Traditional Culture Encyclopedia - Traditional culture - edge detection

edge detection

Image edge information is mainly concentrated in high frequency band. Generally speaking, image sharpening or edge detection is essentially high-frequency filtering. We know that the difference operation is to find the rate of change of the signal, which has the function of strengthening the high-frequency components.

In spatial computing, sharpening an image is calculating differentiation.

Since the digital image is a discrete signal, the differential operation becomes calculating the difference or gradient.

There are many edge detection (gradient) operators in image processing, including ordinary first-order difference, Robert operator (cross difference), Sobel operator, etc., all of which are based on finding gradient intensity. Laplace operator (second order difference) is based on zero-crossing detection.
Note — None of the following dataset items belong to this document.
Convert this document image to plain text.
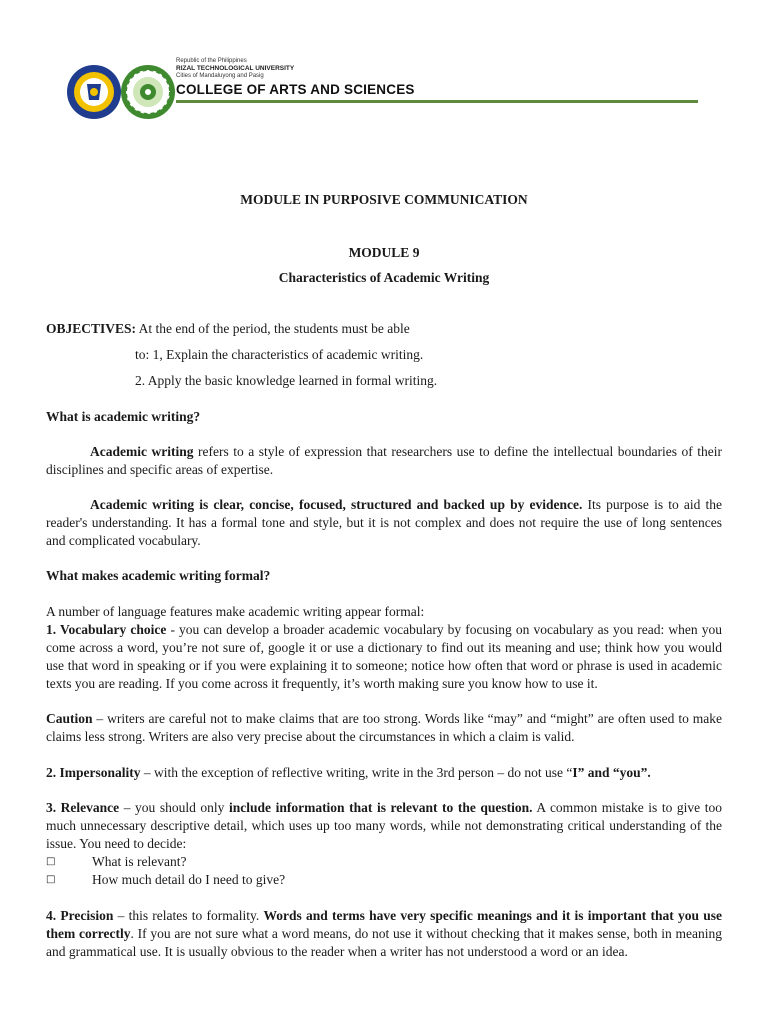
Republic of the Philippines
RIZAL TECHNOLOGICAL UNIVERSITY
Cities of Mandaluyong and Pasig
COLLEGE OF ARTS AND SCIENCES
MODULE IN PURPOSIVE COMMUNICATION
MODULE 9
Characteristics of Academic Writing
OBJECTIVES: At the end of the period, the students must be able
to: 1, Explain the characteristics of academic writing.
2. Apply the basic knowledge learned in formal writing.
What is academic writing?
Academic writing refers to a style of expression that researchers use to define the intellectual boundaries of their disciplines and specific areas of expertise.
Academic writing is clear, concise, focused, structured and backed up by evidence. Its purpose is to aid the reader's understanding. It has a formal tone and style, but it is not complex and does not require the use of long sentences and complicated vocabulary.
What makes academic writing formal?
A number of language features make academic writing appear formal:
1. Vocabulary choice - you can develop a broader academic vocabulary by focusing on vocabulary as you read: when you come across a word, you’re not sure of, google it or use a dictionary to find out its meaning and use; think how you would use that word in speaking or if you were explaining it to someone; notice how often that word or phrase is used in academic texts you are reading. If you come across it frequently, it’s worth making sure you know how to use it.
Caution – writers are careful not to make claims that are too strong. Words like “may” and “might” are often used to make claims less strong. Writers are also very precise about the circumstances in which a claim is valid.
2. Impersonality – with the exception of reflective writing, write in the 3rd person – do not use “I” and “you”.
3. Relevance – you should only include information that is relevant to the question. A common mistake is to give too much unnecessary descriptive detail, which uses up too many words, while not demonstrating critical understanding of the issue. You need to decide:
□	What is relevant?
□	How much detail do I need to give?
4. Precision – this relates to formality. Words and terms have very specific meanings and it is important that you use them correctly. If you are not sure what a word means, do not use it without checking that it makes sense, both in meaning and grammatical use. It is usually obvious to the reader when a writer has not understood a word or an idea.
By calculating the gradient and setting the threshold, the edge image is obtained.

Edge detection is a basic problem in image processing and computer vision.

The purpose of edge detection is to identify the points with obvious brightness changes in digital images.

Significant changes in image attributes usually reflect changes in important events and attributes.

Edge detection is a research field of image processing and computer vision, especially in feature extraction.

Unless the objects in the scene are very simple and the lighting conditions are well controlled, it is not easy to determine a threshold to judge how big the brightness change between two adjacent points is. In fact, this is one of the reasons why edge detection is not an insignificant problem.

Image edge detection greatly reduces the amount of data, eliminates the information that can be considered irrelevant, and retains the important structural attributes of the image.

There are many methods of edge detection, most of which can be divided into two categories:

Filtering is usually necessary as preprocessing of edge detection, and Gaussian filtering is usually used.

The disclosed edge detection method is used to calculate the measure of edge strength, which is essentially different from smooth filtering. Just as many edge detection methods rely on the calculation of image gradient, they use different kinds of filters to estimate the gradient in X direction and Y direction.

Other edge detection operations are based on the second derivative of brightness. This is essentially the rate of change of the brightness gradient.

In the case of ideal continuous change, detecting the zero-crossing point in the second derivative will get the local maximum in the gradient. On the other hand, the peak detection in the second derivative is edge detection as long as the image operation is represented by an appropriate scale.

As mentioned above, the edge line is double-edged, so we can see a brightness gradient on one side of the edge line and an opposite gradient on the other side. In this way, if there are edges in the image, we can see the great change of brightness gradient.

① Filtering: The edge detection algorithm is mainly based on the first and second derivatives of image intensity, but the calculation of derivatives is very sensitive to noise, so filters must be used to improve the performance of edge detectors related to noise. It should be pointed out that most filters reduce the noise, but also lead to the loss of edge strength. Therefore, there is a trade-off between enhancing edges and reducing noise.

② Enhancement: The basis of edge enhancement is to determine the change value of neighborhood intensity of each point in the image. The enhancement algorithm can highlight the points with significant changes in neighborhood (or local) intensity values. Edge enhancement is usually achieved by calculating the gradient amplitude.

③ Detection: There are many points with large gradient amplitude in the image, and these points are not all edges in a specific application field, so some method should be used to determine which points are edge points. The simplest edge detection standard is the gradient amplitude threshold standard.

④ Positioning: If the application requires to determine the edge position, the edge position can be estimated with sub-pixel resolution, and the edge direction can also be estimated.

In edge detection algorithm, the first three steps are very common. This is because in most cases, the edge detector only needs to point out that the edge appears near a pixel of the image, without pointing out the exact position or direction of the edge.

The essence of edge detection is to extract the boundary line between the object and the background in the image by using some algorithm. We define the edge as the boundary of the region where the gray level changes sharply in the image.

Edge detection method

The gradient of image gray level distribution can reflect the change of image gray level, so the edge detection operator can be obtained by using image local differentiation technology. The classical edge detection method is to achieve the purpose of edge detection by constructing edge detection operators for small neighborhood pixels in the original image.